All nodeValue fields are None when parsing XML

The.Anti.9 picture The.Anti.9 · Jan 26, 2009 · Viewed 7.1k times · Source

I'm building a simple web-based RSS reader in Python, but I'm having trouble parsing the XML. I started out by trying some stuff in the Python command line.

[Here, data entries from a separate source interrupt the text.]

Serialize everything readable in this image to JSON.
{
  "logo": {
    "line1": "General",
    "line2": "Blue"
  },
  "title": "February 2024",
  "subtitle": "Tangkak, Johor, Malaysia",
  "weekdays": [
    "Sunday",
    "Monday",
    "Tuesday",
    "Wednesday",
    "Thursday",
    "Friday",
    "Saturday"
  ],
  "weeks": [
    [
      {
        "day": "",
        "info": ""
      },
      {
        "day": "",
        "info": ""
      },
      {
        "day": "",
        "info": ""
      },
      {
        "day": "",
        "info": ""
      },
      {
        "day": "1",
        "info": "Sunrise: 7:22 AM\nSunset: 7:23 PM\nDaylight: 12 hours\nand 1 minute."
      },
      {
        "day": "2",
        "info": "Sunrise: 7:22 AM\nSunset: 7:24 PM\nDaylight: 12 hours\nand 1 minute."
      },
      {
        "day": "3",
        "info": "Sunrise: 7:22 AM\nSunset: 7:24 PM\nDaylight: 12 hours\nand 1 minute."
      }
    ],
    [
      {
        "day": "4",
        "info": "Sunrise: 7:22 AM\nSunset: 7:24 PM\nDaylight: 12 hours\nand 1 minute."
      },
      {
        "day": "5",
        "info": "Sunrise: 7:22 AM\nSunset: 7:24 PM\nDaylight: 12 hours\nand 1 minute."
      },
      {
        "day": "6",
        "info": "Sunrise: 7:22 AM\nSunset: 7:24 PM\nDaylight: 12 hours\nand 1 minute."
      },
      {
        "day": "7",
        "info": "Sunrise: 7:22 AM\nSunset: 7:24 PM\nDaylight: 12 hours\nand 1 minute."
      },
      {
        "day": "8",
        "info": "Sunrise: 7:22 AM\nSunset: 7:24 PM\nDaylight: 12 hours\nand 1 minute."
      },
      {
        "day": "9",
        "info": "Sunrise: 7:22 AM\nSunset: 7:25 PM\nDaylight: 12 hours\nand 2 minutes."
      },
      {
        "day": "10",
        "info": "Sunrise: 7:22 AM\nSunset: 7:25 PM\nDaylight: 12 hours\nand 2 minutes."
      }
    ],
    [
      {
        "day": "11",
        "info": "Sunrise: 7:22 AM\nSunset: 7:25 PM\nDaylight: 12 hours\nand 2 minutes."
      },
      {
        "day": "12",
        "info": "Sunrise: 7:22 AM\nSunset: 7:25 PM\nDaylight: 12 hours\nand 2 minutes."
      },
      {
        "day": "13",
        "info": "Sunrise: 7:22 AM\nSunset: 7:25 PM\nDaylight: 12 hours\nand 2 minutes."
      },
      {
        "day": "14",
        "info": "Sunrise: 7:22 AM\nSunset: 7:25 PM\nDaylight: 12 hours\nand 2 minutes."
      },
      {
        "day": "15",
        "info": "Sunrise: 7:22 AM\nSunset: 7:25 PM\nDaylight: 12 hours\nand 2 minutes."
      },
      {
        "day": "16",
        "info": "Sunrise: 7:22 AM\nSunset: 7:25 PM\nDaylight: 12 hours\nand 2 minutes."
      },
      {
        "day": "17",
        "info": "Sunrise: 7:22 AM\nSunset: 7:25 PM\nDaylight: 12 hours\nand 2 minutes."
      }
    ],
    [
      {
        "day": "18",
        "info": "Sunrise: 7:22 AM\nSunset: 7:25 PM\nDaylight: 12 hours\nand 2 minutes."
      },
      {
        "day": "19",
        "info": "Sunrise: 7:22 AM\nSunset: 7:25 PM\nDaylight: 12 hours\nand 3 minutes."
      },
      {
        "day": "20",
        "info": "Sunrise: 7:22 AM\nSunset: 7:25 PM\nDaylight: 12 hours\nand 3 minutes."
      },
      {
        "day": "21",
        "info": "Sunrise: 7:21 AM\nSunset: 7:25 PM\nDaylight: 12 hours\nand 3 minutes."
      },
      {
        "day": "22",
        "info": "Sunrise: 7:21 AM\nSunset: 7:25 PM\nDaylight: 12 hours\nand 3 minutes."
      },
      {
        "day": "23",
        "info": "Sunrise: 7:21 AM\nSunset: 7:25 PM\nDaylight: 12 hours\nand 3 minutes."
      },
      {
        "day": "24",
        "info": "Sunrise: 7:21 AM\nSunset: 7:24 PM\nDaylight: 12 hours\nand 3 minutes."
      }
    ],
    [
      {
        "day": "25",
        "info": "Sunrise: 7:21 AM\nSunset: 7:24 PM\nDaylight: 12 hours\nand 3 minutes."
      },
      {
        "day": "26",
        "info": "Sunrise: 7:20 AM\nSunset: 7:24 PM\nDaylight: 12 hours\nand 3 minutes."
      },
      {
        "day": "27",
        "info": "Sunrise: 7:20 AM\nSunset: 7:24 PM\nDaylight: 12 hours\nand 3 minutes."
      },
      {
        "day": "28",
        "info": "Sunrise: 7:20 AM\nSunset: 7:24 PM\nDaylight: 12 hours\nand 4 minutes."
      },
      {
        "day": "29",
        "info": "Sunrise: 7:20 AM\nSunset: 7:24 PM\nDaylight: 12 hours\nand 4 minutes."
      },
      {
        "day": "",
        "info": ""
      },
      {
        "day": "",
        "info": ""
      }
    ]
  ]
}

>>> from xml.dom import minidom
>>> import urllib2 
>>> url ='http://www.digg.com/rss/index.xml'
>>> xmldoc = minidom.parse(urllib2.urlopen(url))
>>> channelnode = xmldoc.getElementsByTagName("channel")
>>> channelnode = xmldoc.getElementsByTagName("channel")
>>> titlenode = channelnode[0].getElementsByTagName("title")
>>> print titlenode[0]
<DOM Element: title at 0xb37440> 
>>> print titlenode[0].nodeValue 
None

I played around with this for a while, but the nodeValue of everything seems to be None. Yet if you look at the XML, there definitely are values there. What am I doing wrong?

Answer

unbeknown picture unbeknown · Jan 26, 2009

For RSS feeds you should try the Universal Feed Parser library. It simplifies the handling of RSS feeds immensly.

import feedparser
d = feedparser.parse('http://www.digg.com/rss/index.xml')
title = d.channel.title